Program Ada, Tapi Masih Belum Merata
Herwin, mengungkapkan, saat ini Jakarta telah memiliki program untuk kesehatan mental yang dinamakan dengan telekonsulati. Telekonsultasi ini telah diluncurkan pada bulan Mei dan bisa diakses oleh siapa saja hingga kelompok usia lansia.
"DKI Jakarta dalam hal ini pemerintah telah menyediakan sarana-sarana untuk konsultasi kesehatan jiwa. Jadi, kami sampaikan agar masyarakat yang membutuhkan kesehatan jiwa untuk berani bicara, jangan pernah bersendiri dan silahkan untuk konsultasi ke ahlinya, jangan sampai konsultasi ke orang yang salah," kata Herwin.
Asri juga menambahkan bahwa terdapat upaya dari pemerintah lain dalam mengatasi kesehatan mental remaja. Upaya ini dilakukan dengan pendekatan edukasi ke sekolah SMP dan SMA.
"Kami turun-turun ke sekolah untuk melakukan screening kesehatan jiwa ke setiap anak sekolah yang berusia di atas 15 tahun, kami juga turut melibatkan guru-guru di SMP dan SMA serta mengundang guru-guru BK untuk hadir dan berkontribusi pada kegiatan kami di Suku Dinas Kesehatan Jakarta Timur dimana saat itu kami melakukan kegiatan yaitu peningkatan wawasan psikoedukasi," kata Asri.
Pemerintah memang telah menjalankan sejumlah program, seperti penyuluhan dan pembetukan poli Pelayanan Kesehatan Peduli Remaja (PKPR) di puskesmas.

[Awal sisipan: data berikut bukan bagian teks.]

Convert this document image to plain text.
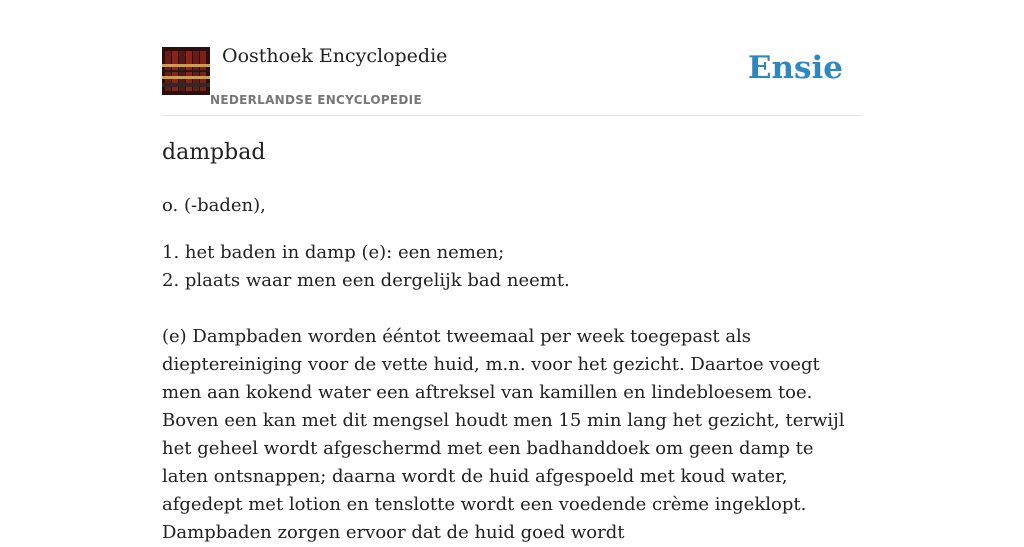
Oosthoek Encyclopedie
NEDERLANDSE ENCYCLOPEDIE
Ensie
dampbad
o. (-baden),
1. het baden in damp (e): een nemen;
2. plaats waar men een dergelijk bad neemt.

(e) Dampbaden worden ééntot tweemaal per week toegepast als dieptereiniging voor de vette huid, m.n. voor het gezicht. Daartoe voegt men aan kokend water een aftreksel van kamillen en lindebloesem toe. Boven een kan met dit mengsel houdt men 15 min lang het gezicht, terwijl het geheel wordt afgeschermd met een badhanddoek om geen damp te laten ontsnappen; daarna wordt de huid afgespoeld met koud water, afgedept met lotion en tenslotte wordt een voedende crème ingeklopt. Dampbaden zorgen ervoor dat de huid goed wordt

Namun, belum ada sistem terpadu yang menjamin setiap siswa mendapat pendampingan.
Swasta Ikut Bantu Atasi
Menurut Herwin, saat ini tantangan terkait penanganan masalah kesehatan berada di akesesibilitas, peredaran informasi salah, dan stigma negatif yang masih melekat.
Healthy Me Fest 2025, hasil inisiasi Volvo Group dan mitra lainnya, hadir sebagai sebuah ruang bagi remaja untuk lebih mengenal dengan kesehatan mental mereka.
Program ini hadir membuktikan adanya urgensi masalah kesehatan mental pada remaja, sehingga pihak swasta ikut terdorong untuk bantu atasi masalah ini.
"Diharapkan dengan adanya workshop ini bisa memberikan suatu masukan dan juga hal-hal yang bisa dilaksanakan untuk mengantisipasi dampak-dampak negatif dari penggunaan media digital," kata Country Manager for Volvo Buses Indonesia, Harry Iskandar.
Sebagai salah satu mitra program ini, COO PT Indotruck Utama, Eka Lovyan, mengatakan, semakin banyak program seperti Health Me Fest 2025 ini dilakukan akan semakin membantu para korban masalah mental.
"Karena juga kami yakin bahwa korban dalam tanda kutip yang terkait dengan masalah mental health, terutama di Gen z, anak-anak muda itu sangat banyak. Sehingga korporasi, pemerintah, universitas, lembaga LSM, kalaupun melakukan pasi masih belum cukup," ujar Eka.